Using an Elasticsearch cluster with Bitbucket Data Center gives advice on how to secure an Elasticsearch installation.
Load balancing a Bitbucket Data Center system
In Bitbucket Data Center, you are required to have a load balancer in place for the load to be spread across the cluster nodes. For increased security, we recommend that you secure the communication between the load balancer and the Bitbucket Server nodes. There are some examples given in the Bitbucket Data Center installation guide.
If you are hosting your Bitbucket Server instance on a cloud service, work with your cloud service provider to develop a suitable plan for securing your environment.
See securing Bitbucket Server in AWS for considerations when hosting in AWS.
Security best practice
Atlassian offers some best practices for securing both your network, as well as your product. Please review the documentation about Configuring Confluence Security.

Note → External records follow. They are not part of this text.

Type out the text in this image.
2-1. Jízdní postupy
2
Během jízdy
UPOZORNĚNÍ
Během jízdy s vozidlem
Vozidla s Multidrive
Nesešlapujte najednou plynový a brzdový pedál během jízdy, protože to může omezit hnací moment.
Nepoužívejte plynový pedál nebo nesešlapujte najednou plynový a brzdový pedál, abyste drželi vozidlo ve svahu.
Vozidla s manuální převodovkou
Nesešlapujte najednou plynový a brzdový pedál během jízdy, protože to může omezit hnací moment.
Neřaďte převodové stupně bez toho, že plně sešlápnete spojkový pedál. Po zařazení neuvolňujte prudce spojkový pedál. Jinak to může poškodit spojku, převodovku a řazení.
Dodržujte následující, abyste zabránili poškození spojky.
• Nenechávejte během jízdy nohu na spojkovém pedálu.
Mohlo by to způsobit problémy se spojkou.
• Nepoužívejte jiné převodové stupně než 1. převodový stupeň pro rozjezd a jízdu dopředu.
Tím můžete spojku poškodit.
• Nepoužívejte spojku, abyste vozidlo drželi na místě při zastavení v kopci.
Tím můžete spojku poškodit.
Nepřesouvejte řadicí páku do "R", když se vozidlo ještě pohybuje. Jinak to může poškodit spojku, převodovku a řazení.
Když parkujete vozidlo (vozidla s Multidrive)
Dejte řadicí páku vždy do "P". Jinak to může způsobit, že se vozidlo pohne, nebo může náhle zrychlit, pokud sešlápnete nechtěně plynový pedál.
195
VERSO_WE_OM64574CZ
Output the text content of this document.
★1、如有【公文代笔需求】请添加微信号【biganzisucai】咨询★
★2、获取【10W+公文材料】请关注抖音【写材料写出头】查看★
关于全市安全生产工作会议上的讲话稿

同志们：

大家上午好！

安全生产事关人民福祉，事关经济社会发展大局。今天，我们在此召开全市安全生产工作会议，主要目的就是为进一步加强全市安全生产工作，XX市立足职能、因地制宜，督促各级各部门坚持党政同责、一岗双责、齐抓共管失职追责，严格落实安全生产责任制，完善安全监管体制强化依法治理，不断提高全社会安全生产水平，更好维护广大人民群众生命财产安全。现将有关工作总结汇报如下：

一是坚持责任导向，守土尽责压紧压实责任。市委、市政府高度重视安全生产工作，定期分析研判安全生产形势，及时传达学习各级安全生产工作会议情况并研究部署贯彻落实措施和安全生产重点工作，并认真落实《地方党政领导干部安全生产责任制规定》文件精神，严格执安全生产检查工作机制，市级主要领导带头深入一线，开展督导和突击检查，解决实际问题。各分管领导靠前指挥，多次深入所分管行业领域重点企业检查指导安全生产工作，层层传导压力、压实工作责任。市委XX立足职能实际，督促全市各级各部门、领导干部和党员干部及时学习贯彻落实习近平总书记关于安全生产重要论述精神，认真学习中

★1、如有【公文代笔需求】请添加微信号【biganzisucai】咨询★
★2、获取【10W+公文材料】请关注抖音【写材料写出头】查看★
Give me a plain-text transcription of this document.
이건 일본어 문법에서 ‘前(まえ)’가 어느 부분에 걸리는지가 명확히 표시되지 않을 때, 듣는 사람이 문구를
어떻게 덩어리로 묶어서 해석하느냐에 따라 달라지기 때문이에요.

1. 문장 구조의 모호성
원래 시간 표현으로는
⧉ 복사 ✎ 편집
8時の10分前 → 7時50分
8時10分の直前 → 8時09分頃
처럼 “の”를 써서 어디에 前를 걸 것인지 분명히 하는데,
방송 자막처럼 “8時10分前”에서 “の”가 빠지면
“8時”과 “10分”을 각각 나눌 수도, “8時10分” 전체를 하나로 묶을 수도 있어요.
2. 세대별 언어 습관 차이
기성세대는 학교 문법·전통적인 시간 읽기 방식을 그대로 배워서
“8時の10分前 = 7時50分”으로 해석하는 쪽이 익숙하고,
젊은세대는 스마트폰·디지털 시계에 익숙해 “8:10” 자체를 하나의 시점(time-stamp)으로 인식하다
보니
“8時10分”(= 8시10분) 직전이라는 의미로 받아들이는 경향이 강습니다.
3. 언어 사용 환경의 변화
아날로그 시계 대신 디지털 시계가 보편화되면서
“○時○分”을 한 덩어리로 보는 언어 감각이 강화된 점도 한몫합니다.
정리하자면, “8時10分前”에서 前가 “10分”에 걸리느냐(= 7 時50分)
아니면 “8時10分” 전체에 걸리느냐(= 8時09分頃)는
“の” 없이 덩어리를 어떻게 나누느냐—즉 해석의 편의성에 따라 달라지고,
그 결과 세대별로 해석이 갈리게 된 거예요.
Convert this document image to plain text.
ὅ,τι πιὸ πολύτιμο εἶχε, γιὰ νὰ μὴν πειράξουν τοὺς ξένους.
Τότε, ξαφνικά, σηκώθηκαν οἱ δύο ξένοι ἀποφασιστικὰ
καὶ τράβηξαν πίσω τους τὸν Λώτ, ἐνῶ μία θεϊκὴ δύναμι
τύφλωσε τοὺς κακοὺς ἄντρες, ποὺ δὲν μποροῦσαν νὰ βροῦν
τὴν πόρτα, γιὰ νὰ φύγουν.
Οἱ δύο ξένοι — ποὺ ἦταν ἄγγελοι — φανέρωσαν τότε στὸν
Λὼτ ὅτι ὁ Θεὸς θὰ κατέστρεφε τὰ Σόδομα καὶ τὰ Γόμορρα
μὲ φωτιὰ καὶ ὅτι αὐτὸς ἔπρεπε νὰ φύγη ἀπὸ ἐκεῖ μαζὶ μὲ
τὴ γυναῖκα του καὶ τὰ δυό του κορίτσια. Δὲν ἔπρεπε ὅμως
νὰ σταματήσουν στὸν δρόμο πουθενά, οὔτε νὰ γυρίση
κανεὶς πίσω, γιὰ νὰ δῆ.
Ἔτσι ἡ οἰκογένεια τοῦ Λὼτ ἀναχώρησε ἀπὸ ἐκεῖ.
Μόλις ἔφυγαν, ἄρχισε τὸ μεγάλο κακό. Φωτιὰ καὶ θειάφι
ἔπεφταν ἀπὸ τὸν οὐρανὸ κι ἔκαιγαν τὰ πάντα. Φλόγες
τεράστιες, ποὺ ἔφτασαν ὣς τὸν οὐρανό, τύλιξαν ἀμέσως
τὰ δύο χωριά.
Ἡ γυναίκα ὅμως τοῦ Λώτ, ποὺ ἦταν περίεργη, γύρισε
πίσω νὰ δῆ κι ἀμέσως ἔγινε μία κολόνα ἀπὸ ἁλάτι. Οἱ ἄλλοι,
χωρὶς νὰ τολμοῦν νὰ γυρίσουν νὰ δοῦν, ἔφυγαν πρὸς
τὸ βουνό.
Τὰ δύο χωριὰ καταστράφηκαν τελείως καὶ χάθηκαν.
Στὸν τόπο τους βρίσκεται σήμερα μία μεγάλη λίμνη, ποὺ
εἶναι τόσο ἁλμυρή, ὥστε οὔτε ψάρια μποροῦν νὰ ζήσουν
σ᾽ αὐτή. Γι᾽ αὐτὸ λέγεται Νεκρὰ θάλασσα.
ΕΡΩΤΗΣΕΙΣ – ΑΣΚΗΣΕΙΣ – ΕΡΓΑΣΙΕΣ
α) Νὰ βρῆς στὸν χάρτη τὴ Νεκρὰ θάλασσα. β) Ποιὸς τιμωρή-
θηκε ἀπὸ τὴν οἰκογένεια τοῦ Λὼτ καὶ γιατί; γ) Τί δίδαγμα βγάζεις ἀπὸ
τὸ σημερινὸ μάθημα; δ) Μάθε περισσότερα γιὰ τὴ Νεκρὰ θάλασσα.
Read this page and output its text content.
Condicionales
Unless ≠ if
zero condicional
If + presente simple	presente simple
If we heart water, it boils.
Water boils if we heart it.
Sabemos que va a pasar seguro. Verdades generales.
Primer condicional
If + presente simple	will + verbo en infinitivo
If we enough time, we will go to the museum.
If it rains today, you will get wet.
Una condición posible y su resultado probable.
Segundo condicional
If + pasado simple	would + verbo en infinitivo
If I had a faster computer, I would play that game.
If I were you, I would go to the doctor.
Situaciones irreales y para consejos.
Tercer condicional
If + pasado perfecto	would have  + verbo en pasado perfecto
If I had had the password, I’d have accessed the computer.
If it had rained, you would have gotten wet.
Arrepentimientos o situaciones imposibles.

Atlassian security and BugBounty program
Atlassian releases regular security advisories, to inform our customers about vulnerabilities. These can be viewed and tracked on the Bitbucket Server security advisories page.
Atlassian also offers the community a way to contribute to enhancing the security of our products through the Vulnerability BugBounty program.
Please note the following limitations:
- Bitbucket Server does not provide a data encryption feature.
- In Bitbucket Data Center, communication between nodes happens over tcp sockets, but is unencrypted.
There may be limitations based on your product version.
Note, the above-related GDPR workaround has been optimized for the latest version of this product. If you are running on a legacy version of the product, the efficacy of the workaround may be limited. Please consider upgrading to the latest product version to optimize the workarounds available under this article.
Third-party add-ons may store personal data in their own database tables or on the filesystem.
The above article in support of your GDPR compliance efforts applies only to personal data stored within the Atlassian server and data center products. To the extent you have installed third-party add-ons within your server or data center environment, you will need to contact that third-party add-on provider to understand what personal data from your server or data center environment they may access, transfer or otherwise process and how they will support your GDPR compliance efforts.